I hope this helps. Like I said, I'm not the expert on this. I am constantly searching for more lit and reference material (The Harlow and Lane book mentioned in my last e-mail is a great resource as well as Current Protocols Online. Check to see if your institution has access to it). Most of the time though, it just trial and error. It's best to read up so you kind of know what to expect, but different antibodies behave differently as do the reagents used to purify them.
Best of luck to you.
Oops, I just realized that the purification I was looking at was an immunoaffinity purification meaning that I purified it over resin previously conjugated with my antigen. This means that my 22 mg or 14 ml from 35 ml is specific antibody. If you assume that it is roughly 10% of the total IgG present in the serum then I would have purified 220 mg and 140 mg from 35 ml. It sounds like your purification is on the lower end of my range. NOTE: I usually pass the flow through over my columns multiple times meaning I bind, elute, equilibrate, re-bind flow through, elute, equilibrate, etc. I find that my column doesn't bind a lot. This could be because of amount of resin/antigen present compared to the antibody being passed over, but I haven't really tested that.

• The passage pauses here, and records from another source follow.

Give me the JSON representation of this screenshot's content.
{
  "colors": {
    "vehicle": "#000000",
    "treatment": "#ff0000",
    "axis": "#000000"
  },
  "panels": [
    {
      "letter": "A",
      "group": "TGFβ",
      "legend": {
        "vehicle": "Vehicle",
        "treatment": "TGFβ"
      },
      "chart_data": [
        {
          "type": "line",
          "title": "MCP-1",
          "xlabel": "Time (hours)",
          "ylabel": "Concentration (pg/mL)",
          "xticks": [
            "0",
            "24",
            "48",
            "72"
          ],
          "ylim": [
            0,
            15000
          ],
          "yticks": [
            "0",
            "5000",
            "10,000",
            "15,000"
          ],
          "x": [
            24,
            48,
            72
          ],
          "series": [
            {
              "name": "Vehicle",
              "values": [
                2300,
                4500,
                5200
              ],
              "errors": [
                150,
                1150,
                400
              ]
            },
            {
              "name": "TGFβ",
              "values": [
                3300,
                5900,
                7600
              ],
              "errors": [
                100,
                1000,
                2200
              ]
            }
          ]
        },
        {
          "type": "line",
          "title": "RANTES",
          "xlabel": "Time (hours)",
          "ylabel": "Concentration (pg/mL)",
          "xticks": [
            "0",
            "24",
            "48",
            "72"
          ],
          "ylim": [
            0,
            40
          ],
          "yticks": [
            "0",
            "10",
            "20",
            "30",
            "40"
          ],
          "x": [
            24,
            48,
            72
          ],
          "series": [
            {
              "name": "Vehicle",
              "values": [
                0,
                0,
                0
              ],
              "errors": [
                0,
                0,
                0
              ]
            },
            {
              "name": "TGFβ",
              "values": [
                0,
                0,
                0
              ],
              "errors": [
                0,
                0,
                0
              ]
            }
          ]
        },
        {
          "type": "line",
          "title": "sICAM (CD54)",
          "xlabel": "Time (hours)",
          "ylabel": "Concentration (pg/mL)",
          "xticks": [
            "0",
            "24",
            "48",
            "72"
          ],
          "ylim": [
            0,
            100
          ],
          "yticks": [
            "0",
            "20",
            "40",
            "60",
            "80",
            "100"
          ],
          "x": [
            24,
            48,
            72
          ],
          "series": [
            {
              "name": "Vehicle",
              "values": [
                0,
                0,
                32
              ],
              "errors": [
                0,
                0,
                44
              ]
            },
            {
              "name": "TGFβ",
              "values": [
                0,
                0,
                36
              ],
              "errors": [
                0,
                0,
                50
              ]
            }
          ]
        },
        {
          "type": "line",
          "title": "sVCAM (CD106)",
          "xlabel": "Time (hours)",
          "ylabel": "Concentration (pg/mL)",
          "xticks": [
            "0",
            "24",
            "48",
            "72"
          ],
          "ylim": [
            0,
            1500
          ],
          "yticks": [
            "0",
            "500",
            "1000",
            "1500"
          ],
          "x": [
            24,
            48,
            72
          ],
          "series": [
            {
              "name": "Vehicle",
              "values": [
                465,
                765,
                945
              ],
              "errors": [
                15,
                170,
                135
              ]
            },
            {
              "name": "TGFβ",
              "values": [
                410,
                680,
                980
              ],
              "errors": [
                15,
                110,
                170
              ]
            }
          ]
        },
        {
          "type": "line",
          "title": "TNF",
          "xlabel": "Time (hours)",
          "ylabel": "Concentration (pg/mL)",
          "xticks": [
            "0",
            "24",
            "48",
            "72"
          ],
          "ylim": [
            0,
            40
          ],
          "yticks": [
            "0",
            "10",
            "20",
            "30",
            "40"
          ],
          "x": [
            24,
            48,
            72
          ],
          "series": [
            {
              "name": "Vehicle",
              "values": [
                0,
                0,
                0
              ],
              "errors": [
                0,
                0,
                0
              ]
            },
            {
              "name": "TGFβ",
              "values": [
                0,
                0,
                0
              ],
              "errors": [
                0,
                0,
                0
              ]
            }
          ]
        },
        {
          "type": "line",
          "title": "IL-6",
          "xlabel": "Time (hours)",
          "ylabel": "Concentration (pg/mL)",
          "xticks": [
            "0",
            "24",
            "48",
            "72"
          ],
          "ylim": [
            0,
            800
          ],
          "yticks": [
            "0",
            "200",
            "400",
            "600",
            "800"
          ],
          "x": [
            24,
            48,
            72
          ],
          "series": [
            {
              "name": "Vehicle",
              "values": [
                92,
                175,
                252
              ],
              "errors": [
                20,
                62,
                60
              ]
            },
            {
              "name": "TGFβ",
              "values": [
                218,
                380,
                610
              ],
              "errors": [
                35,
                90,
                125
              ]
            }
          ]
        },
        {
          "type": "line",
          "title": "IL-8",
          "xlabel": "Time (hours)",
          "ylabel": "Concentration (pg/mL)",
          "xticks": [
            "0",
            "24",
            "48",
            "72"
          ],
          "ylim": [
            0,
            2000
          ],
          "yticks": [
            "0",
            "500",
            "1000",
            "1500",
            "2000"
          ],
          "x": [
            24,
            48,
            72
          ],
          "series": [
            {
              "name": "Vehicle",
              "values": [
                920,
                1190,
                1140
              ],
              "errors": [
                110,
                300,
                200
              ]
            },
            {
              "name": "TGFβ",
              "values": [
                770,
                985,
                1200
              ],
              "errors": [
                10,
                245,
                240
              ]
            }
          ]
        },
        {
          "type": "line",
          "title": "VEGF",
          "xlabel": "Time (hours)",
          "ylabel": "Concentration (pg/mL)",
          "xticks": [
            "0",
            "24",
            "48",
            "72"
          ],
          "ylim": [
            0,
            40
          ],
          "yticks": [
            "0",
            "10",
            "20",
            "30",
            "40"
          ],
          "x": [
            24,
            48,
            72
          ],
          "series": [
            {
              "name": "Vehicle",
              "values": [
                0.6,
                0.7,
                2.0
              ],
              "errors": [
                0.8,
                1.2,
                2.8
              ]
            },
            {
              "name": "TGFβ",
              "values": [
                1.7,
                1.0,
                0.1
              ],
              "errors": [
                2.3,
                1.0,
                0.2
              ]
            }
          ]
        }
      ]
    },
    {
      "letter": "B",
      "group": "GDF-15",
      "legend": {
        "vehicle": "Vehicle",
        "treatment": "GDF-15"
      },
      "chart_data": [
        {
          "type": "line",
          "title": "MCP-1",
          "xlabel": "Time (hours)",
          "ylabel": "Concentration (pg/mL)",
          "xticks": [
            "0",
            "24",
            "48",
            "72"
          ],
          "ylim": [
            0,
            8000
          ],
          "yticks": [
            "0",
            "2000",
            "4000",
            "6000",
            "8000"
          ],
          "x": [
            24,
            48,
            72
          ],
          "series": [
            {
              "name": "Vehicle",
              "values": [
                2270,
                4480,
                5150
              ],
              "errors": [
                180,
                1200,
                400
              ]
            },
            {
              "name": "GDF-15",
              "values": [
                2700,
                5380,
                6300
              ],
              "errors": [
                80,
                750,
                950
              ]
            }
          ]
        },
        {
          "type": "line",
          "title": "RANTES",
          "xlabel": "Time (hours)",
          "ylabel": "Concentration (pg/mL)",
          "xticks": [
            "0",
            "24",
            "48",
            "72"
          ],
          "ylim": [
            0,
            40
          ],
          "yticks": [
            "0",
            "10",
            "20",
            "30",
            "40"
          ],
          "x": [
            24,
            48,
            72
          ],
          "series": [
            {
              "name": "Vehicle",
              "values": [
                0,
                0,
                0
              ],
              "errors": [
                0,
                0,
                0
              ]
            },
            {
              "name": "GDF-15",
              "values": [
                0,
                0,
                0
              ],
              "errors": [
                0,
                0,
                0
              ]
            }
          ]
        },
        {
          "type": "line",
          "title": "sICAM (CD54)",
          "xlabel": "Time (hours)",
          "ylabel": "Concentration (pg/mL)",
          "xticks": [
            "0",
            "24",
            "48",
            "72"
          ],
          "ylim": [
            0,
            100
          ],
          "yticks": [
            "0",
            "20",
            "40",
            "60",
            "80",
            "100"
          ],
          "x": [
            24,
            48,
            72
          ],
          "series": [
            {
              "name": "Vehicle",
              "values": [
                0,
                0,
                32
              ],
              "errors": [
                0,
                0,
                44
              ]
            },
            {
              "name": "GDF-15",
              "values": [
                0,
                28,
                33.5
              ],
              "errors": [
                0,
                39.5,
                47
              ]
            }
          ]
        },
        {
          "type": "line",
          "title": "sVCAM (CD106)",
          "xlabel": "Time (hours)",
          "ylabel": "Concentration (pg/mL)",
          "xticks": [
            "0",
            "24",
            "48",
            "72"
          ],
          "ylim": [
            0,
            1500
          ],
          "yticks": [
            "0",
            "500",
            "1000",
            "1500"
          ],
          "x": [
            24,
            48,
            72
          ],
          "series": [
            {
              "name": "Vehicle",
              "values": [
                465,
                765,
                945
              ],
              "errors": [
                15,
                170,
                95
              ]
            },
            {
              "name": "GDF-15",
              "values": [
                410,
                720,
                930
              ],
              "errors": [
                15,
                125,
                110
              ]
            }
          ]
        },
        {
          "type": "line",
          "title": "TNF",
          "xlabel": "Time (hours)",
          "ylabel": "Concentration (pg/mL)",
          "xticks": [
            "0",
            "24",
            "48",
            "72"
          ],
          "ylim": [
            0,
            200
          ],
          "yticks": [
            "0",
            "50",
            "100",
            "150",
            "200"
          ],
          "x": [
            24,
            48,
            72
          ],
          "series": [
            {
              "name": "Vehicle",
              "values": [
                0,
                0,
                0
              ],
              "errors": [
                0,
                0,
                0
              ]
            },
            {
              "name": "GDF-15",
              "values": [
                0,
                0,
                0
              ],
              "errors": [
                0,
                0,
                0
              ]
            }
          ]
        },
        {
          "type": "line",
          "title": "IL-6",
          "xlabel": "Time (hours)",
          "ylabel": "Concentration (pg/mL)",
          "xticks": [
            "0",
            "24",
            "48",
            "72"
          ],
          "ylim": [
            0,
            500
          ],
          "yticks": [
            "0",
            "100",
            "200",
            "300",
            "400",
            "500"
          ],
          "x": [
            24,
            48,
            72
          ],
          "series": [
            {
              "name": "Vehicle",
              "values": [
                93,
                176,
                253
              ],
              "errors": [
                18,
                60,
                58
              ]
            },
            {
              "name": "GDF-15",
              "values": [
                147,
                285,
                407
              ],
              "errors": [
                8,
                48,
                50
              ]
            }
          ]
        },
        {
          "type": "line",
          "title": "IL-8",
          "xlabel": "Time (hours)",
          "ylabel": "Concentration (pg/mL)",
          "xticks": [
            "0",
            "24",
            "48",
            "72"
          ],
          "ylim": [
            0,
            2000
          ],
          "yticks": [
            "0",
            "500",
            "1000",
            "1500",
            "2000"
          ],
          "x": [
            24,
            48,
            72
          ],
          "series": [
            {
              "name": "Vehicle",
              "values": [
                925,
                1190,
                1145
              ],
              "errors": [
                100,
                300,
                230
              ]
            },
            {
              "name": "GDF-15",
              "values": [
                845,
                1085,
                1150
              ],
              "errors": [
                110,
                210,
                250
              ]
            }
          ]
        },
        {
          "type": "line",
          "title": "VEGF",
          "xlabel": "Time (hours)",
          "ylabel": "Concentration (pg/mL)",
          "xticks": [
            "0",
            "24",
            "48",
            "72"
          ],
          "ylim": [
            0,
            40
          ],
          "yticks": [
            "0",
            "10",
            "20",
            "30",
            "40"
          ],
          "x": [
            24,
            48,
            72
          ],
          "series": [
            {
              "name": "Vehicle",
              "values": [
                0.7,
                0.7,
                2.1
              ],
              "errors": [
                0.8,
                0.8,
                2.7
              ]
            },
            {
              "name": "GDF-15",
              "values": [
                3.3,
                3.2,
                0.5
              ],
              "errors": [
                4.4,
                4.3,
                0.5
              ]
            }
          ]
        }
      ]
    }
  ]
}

thekid on Aug 4 2009, 02:21 PM said:
if you freeze-dry the igg in pbs then when you reconstitute in a lower volume your pbs concentration will also be higher. then, using pbs to reconstitute will increase the pbs concentration even more.
if you want to avoid co-concentrating the buffer then you have to exhaustively dialyze the igg against water. hopefully the igg will be stable during dialysis and won't bind to the dialysis bag.